Document Type : Original Article
Department of Textile Engineering, Amirkabir University of Technology, P.O. Box 15875-4413, Tehran, Iran
Three-layer woven fabrics with two warp and three weft systems are considered as thick fabrics, in which
the third wadded weft yarn group is used to increase the thickness, to color separate two layers, and to
stitch the top and bottom layers. The purpose of this study was to investigate the effect of changing the
weave pattern and the count of wadded weft yarn in the fabric structure on the physical properties of the
fabric including air permeability, thickness and compression energy, thermal resistance and water vapor
permeability. In this research, weft wadded yarns with the fineness of 24/2, 36/2, and 48/2 Nm and weave
structures of “plain-plain”, “twill 2/2- twill 2/2” and “twill 2/2- plain”, in the top and bottom layers, were
used for fabric production. After the production of fabrics, experiments were performed to investigate
the effect of the wadded yarn fineness and the weave structure on the physical properties of the fabrics.

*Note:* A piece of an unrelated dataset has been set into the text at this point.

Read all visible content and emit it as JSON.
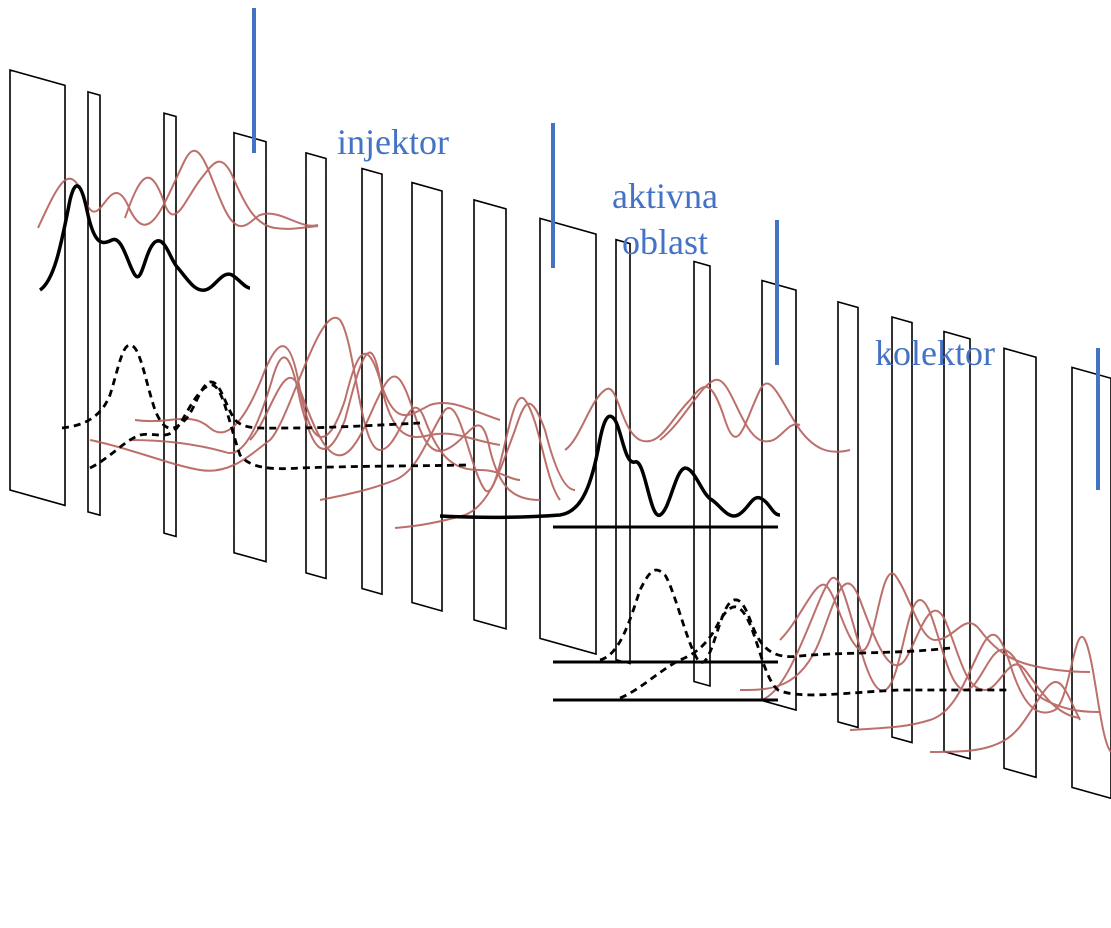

Analysis of the results showed that in comparison of various weave structures, the “plain-plain” had the
highest air permeability and water vapor permeability and the least thickness and heat resistance. “Twilltwill”

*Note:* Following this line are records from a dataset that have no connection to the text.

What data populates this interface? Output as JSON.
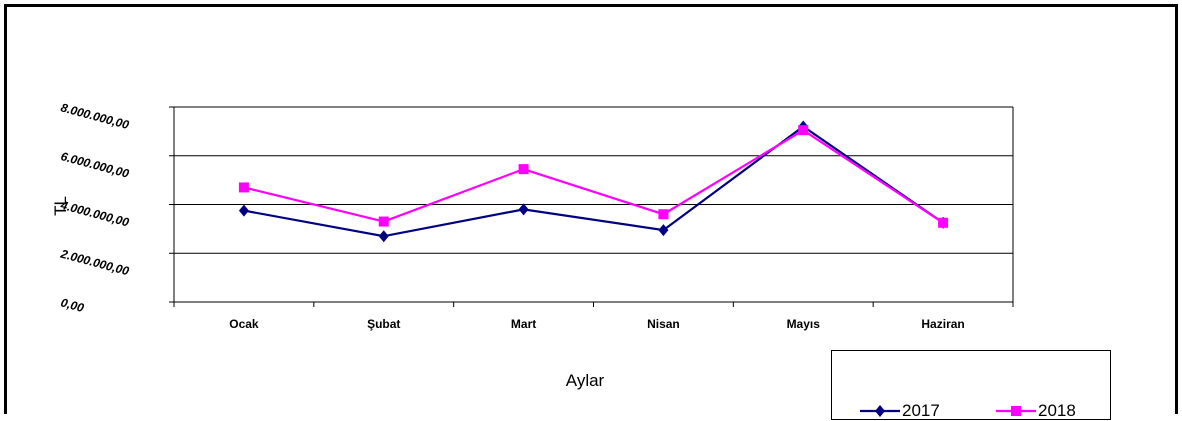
{
  "chart_data": {
    "type": "line",
    "title": "",
    "xlabel": "Aylar",
    "ylabel": "TL",
    "categories": [
      "Ocak",
      "Şubat",
      "Mart",
      "Nisan",
      "Mayıs",
      "Haziran"
    ],
    "ylim": [
      0,
      8000000
    ],
    "y_ticks": [
      "0,00",
      "2.000.000,00",
      "4.000.000,00",
      "6.000.000,00",
      "8.000.000,00"
    ],
    "y_tick_values": [
      0,
      2000000,
      4000000,
      6000000,
      8000000
    ],
    "grid": true,
    "legend_position": "bottom-right",
    "series": [
      {
        "name": "2017",
        "color": "#000080",
        "marker": "diamond",
        "values": [
          3750000,
          2700000,
          3800000,
          2950000,
          7200000,
          3250000
        ]
      },
      {
        "name": "2018",
        "color": "#FF00FF",
        "marker": "square",
        "values": [
          4700000,
          3300000,
          5450000,
          3600000,
          7050000,
          3250000
        ]
      }
    ]
  }
}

showed the maximum thickness and heat resistance and the lowest amount of air permeability
and water vapor permeability. In view of the effect of wadded yarn count, it was found that the 24/2 Nm
yarn had the highest air and water vapor permeability, and the lowest thickness and thermal resistance.
The 48/2 Nm yarn had the maximum thickness and thermal resistance and at the same time exhibited the
minimum air and water vapor permeability.